Hammond Hospital and an Old Beaufort Cemetery

A significant part of the Beaufort waterfront from 1851 until 1879 was the Atlantic Hotel, first known as the Atlantic House. 

Gray’s 1880 New Map of Beaufort, shows "Atlantic Hotel Lot" on the waterfront between Pollock and Marsh Streets. Today that block includes the Beaufort Post Office (Beaufort Town Hall) along with the Duncan, Jones and Wheatley Houses.

Gray's 1880 Map
In April 1862, Josiah Pender's Atlantic House Hotel became Hammond General Hospital.

In her 1991 book The Atlantic Hotel, Virginia Pou Doughton wrote, "When the hotel was taken over by the Federal troops, according to Doughton, the War Department requested seven Sisters of Mercy chosen from St. Catherine’s Convent in New York. They were ordered to proceed to Beaufort and were accompanied by physician Dr. John Upham. At the time of their arrival there were many sick and wounded soldiers in the hotel. “The conditions were deplorable; blood and filth covered the whole structure.” The Sisters were soon put in charge, getting rid of the barefoot overseer whose “hair was matted and his scraggly beard stained with tobacco juice….constantly sitting in a wheelbarrow near the door…with a huge bunch of keys dangling from his belt.” The Sisters “performed miracles in cleaning up this filthy, foul-smelling, vermin-ridden building into the clean and sanitary Hammond Hospital. The hospital closed in the fall of 1862."

 ____________________________________

In March 1862, James Rumley, clerk of court in Beaufort, Carteret County, wrote in his DIARY,

"All communication between Beaufort and Fort Macon is cut off. The first act of the professed Union savers, upon their entrance into the town, was the seizure of a vacant private dwelling house belonging to a widow residing in the town, a barrack for their soldiers. Without ascertaining from the owner whether they could get the keys or not, they broke open the door, took possession of the premises, and hoisted the United States flag over the roof of the house.....

"The next act of outrage upon private rights, was the seizure of the Atlantic Hotel in Beaufort, the property of Capt. Pender. In this building was a great deal of valuable furniture. Capt. Pender was absent on private business. Mrs. Pender had lately died. The building was occupied by a lady who remained there in charge of three of Mrs. Pender's children, infants of tender years. The building was entered by officers, soldiers and negroes and robbed of all its most valuable furniture which was carried off....."

In May 1864, Rumley again wrote of the U.S. hospital, "A frightful mortality prevails among the unfortunate women and children who fled to this place on the evacuation of Washington [NC]. Every morning, for a fortnight past, from four to six corpses could be seen in the dead house at the U.S. Hospital (formerly the Pender Hotel) where three or four hundred of these unhappy exiles have been crowded together. Grave diggers and coffin makers are constantly at work. Measles and pneumonia are the chief diseases."  
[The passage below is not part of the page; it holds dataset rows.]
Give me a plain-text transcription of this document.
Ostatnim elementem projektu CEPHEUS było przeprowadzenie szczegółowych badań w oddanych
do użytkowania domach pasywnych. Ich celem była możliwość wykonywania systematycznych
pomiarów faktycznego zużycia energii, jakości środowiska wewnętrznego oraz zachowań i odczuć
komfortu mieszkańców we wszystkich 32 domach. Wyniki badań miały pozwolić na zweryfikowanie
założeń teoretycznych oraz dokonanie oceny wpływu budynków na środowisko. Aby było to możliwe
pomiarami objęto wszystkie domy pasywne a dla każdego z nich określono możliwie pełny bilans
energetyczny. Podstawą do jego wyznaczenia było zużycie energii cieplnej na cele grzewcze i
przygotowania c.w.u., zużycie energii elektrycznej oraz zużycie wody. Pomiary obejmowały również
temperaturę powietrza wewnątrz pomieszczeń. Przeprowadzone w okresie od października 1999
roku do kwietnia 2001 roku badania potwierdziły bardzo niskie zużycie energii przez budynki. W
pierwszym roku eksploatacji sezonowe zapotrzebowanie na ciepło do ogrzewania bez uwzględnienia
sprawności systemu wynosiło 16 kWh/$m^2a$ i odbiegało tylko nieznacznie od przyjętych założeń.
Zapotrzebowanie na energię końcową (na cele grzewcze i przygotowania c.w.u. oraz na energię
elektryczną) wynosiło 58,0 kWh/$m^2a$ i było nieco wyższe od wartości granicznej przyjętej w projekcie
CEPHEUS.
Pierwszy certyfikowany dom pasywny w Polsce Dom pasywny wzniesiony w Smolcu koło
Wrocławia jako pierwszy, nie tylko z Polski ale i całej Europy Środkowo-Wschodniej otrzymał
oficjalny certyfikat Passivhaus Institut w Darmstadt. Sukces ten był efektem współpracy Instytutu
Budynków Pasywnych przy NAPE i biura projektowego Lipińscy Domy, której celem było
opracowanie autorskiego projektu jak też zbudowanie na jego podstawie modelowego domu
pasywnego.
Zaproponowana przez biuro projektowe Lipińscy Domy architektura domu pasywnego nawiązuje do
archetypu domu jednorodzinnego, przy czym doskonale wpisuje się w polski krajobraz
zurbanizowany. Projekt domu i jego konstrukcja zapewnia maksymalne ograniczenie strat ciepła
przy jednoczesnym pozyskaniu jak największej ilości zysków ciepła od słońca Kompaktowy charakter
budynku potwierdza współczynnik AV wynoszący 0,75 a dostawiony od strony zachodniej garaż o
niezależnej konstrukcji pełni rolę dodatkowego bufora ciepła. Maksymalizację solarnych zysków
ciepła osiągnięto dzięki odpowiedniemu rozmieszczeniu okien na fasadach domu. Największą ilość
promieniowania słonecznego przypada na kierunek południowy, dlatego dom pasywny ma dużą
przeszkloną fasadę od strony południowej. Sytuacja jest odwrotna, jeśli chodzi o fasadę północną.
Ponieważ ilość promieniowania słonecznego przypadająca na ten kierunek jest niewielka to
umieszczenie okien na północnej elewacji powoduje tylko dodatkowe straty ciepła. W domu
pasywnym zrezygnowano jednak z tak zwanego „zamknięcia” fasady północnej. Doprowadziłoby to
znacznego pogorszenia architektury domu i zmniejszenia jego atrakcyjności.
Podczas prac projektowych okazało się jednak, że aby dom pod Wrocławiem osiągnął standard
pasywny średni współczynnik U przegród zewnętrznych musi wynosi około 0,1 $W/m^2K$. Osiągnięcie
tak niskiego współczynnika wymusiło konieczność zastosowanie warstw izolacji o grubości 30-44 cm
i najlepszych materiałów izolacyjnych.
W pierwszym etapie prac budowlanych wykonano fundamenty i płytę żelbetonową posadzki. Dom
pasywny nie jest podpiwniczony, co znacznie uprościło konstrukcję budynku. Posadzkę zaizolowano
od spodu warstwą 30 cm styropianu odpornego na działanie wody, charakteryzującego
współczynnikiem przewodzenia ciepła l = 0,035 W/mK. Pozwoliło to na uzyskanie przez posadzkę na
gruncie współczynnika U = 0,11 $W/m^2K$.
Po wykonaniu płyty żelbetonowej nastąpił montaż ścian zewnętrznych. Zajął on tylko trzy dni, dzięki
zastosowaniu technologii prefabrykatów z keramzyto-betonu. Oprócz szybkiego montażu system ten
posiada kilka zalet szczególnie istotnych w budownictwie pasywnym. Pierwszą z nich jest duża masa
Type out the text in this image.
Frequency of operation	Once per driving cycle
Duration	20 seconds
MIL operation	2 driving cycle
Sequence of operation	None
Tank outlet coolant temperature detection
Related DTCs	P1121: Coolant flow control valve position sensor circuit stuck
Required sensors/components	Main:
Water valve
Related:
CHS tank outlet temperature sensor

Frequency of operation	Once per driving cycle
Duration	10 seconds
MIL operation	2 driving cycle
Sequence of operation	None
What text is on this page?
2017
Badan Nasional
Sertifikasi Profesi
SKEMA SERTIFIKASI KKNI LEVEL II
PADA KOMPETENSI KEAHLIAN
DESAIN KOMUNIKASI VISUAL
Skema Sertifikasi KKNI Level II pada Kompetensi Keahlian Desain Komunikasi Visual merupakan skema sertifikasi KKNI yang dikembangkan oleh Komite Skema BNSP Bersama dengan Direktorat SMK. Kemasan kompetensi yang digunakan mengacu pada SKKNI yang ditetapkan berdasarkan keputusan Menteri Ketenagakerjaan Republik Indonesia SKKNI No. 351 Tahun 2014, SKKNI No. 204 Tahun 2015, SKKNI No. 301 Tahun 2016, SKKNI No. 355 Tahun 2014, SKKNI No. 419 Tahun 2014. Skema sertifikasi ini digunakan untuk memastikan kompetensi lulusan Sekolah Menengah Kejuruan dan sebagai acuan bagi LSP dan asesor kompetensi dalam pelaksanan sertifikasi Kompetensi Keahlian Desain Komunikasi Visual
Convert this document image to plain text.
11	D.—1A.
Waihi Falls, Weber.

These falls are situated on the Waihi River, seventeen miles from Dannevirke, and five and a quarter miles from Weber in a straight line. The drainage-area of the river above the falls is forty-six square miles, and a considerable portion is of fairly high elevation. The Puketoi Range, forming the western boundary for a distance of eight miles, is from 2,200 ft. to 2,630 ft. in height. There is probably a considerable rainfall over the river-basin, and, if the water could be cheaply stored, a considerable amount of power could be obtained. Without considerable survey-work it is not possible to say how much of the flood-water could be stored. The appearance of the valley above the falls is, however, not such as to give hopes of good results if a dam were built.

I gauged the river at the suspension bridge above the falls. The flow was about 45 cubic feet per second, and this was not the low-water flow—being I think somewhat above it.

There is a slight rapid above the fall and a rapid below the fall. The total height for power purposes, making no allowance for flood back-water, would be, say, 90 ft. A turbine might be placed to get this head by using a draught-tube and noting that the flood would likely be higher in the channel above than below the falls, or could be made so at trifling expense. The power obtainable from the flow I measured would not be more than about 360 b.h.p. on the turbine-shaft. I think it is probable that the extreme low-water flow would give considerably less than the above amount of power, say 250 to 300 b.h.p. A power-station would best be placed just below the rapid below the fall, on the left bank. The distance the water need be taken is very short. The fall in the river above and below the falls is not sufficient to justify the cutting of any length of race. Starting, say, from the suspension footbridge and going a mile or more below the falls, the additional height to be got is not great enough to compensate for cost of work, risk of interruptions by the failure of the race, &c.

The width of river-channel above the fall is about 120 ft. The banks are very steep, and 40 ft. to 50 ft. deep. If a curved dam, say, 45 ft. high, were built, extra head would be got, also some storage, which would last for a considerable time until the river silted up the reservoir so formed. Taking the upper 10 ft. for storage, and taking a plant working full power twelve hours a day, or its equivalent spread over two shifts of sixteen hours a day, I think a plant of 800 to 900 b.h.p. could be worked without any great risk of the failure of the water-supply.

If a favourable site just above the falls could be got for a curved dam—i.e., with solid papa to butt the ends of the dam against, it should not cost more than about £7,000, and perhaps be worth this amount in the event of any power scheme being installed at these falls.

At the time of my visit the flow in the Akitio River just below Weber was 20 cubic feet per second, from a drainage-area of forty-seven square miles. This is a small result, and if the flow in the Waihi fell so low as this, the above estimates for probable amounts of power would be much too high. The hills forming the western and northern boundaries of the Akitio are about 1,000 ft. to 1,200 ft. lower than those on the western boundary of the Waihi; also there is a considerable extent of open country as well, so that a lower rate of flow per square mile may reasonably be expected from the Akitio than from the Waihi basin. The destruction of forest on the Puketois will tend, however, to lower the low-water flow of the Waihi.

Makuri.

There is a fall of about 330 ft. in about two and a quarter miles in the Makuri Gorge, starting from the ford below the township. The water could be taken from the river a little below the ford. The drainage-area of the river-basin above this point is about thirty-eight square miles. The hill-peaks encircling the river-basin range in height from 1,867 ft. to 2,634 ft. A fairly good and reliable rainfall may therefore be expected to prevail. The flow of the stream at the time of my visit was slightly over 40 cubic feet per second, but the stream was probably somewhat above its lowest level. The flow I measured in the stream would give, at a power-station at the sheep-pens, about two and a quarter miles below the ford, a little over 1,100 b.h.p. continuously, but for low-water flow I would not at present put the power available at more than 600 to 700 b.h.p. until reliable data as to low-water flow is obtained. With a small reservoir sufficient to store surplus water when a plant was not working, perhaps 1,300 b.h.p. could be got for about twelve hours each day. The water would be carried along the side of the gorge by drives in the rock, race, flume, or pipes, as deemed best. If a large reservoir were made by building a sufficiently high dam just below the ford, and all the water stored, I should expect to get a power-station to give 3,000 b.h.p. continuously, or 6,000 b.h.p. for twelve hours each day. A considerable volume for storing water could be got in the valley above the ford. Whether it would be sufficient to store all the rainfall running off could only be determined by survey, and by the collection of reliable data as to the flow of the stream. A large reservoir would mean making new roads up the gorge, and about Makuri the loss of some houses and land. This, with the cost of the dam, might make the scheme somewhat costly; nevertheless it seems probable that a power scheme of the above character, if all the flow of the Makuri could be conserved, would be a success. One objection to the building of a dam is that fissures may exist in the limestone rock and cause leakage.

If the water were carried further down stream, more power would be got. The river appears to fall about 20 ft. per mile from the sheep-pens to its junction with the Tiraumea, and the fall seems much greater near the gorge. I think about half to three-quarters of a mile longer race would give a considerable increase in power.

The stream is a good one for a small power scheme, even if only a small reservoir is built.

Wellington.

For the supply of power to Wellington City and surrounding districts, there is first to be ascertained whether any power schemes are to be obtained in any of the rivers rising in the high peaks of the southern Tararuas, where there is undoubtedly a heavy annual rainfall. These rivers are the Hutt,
_____________________________________

In Beaufort's African-American History and Architecture, historic preservation consultant Peter B. Sandbeck wrote, “Beaufort’s importance as a center for former slaves grew and by 1865 the town was home to 3,245 refugees, making it North Carolina’s second largest center behind New Bern. The refugee camp seems to have been known as “Union Town,” a name which continued to be used to describe the town’s black section until at least the late nineteenth century. Several elderly residents still relate the tradition that there is a Union burying ground located in the heart of the “Union Town” neighborhood, at the southeast corner of Pine and Marsh streets, used as a cemetery for the soldiers who died at Hammond Hospital located in the old Front Street House hotel on Front Street.”

______________________________________

In Beaufort by the Sea, Memories of a Lifetime, Neal Willis (1917-2004) wrote, “There was a cemetery on the corner of Pine and Marsh Streets. It was a corner lot, grown up with tall weeds and small scrub oak trees. There was an old wooden fence around it and we could see headstones inside. Most were wood. I passed there many times when I was growing up. We all thought it was an old burying ground for colored people. It was news to me when I read in the newspaper that it was used for burial of Confederate soldiers.” Any signs of this cemetery have nearly disappeared.